Chronische Schmerzen: Warum Dehnen oft mehr schadet

Rumpfbeuge Beweglichkeitsmessung der Wirbelsäule mit Goniometer

Chronische muskuloskelettale Schmerzen in Form von Verspannungen, Verhärtungen und faszialen Reizungen sind sehr weit verbreitet. Oft werden Dehnungen hier als universelles Heilmittel gegen Muskelverspannungen angesehen, doch ist das wirklich der richtige Ansatz?

Was sind Muskelverspannungen und wie entstehen sie?

Muskelverspannungen sind ein Zustand, in dem die Muskulatur dauerhaft angespannt ist und dadurch in diesem Zustand förmlich verhärtet. Das verursacht oft Schmerzen und Bewegungseinschränkungen. Die Ursachen für schmerzhafte Muskelverspannungen können dabei vielfältig sein: Sie können durch Stress, eine schlechte Körperhaltung, eine ungewohnte körperliche Aktivität, Fehlbelastungen oder durch chronische Erkrankungen entstehen.
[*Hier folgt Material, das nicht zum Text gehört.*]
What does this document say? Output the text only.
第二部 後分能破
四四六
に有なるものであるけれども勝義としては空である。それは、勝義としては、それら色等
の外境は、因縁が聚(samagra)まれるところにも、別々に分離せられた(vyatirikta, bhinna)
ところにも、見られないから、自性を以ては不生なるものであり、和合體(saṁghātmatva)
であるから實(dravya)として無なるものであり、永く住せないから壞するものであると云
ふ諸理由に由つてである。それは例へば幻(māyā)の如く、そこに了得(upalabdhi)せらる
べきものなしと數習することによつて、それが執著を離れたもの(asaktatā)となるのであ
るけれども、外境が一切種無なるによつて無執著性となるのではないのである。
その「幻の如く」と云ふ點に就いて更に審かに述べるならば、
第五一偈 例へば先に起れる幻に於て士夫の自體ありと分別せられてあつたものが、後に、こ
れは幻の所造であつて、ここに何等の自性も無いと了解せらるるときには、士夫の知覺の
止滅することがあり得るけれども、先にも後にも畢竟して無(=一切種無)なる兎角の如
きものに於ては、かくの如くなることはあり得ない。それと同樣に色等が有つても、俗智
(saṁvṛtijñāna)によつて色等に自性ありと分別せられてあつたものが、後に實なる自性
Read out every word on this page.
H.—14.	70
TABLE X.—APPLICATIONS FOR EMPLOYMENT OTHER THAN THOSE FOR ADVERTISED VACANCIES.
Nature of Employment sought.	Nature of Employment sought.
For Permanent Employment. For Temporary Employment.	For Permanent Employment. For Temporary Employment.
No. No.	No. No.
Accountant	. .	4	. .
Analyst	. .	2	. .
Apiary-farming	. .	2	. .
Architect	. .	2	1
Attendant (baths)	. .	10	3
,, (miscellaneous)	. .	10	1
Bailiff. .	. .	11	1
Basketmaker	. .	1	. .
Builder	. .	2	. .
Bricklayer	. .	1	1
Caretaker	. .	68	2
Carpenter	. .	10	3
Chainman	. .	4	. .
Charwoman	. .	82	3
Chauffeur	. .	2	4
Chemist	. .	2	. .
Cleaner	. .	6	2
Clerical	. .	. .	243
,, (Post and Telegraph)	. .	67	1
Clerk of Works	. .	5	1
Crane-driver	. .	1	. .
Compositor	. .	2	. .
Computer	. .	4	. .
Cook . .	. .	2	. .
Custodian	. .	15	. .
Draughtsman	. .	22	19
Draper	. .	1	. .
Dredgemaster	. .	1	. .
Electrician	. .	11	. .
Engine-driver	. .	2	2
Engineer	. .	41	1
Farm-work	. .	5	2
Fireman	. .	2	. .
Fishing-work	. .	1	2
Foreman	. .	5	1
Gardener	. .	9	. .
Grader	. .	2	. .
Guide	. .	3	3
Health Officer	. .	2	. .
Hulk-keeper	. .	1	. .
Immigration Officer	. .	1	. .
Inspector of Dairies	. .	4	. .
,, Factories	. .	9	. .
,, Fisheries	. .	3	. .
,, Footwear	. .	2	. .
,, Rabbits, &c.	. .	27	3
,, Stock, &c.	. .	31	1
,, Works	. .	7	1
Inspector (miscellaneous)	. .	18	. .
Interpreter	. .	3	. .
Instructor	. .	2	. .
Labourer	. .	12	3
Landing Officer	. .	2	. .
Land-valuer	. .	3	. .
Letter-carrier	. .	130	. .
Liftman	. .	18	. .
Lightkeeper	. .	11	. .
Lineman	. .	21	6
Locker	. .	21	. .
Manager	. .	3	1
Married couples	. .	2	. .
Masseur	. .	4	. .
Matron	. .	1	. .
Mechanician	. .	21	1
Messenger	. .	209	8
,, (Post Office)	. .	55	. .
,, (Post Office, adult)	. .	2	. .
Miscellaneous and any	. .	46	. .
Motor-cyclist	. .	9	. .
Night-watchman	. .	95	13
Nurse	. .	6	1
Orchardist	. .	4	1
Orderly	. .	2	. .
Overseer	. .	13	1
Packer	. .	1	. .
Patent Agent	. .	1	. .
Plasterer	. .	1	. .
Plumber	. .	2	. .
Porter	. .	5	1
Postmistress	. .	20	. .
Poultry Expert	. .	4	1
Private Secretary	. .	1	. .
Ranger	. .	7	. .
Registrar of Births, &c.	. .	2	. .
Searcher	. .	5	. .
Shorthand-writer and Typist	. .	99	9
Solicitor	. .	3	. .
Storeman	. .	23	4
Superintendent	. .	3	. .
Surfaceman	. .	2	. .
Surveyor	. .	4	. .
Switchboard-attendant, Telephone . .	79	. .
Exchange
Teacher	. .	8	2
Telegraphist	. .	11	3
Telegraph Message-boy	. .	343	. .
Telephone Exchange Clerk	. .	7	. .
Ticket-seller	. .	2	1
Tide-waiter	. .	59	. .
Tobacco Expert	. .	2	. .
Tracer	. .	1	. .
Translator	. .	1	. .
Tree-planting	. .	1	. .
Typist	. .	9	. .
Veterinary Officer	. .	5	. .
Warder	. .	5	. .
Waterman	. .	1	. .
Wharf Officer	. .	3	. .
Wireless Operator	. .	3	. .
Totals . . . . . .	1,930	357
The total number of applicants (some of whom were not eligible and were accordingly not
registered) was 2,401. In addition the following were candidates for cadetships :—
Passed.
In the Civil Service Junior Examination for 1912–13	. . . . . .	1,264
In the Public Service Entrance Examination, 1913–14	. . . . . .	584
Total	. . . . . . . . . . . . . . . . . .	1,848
Nur in seltenen Fällen liegt schmerzhaften Muskeln eine strukturelle Muskelverkürzung zu Grunde, die mit einer Dehnung sinnvoll zu adressieren wäre. Das kann man auch daran erkennen, dass sich schmerzhafte Muskelverhärtungen als hartnäckig erweisen und trotz regelmäßigen Dehnens nicht dauerhaft verschwinden. Typisch ist in vielen Fällen jedoch eine kurzfristige Linderung von wenigen Minuten oder Stunden, die durch eine intensive Dehnung erreicht werden kann. Wenn dir das auch bekannt vorkommt, kann es sein, dass die Ursache deiner Verspannung tiefer liegt und zumindest langfristig nicht nur durch alleiniges Dehnen gelöst werden kann.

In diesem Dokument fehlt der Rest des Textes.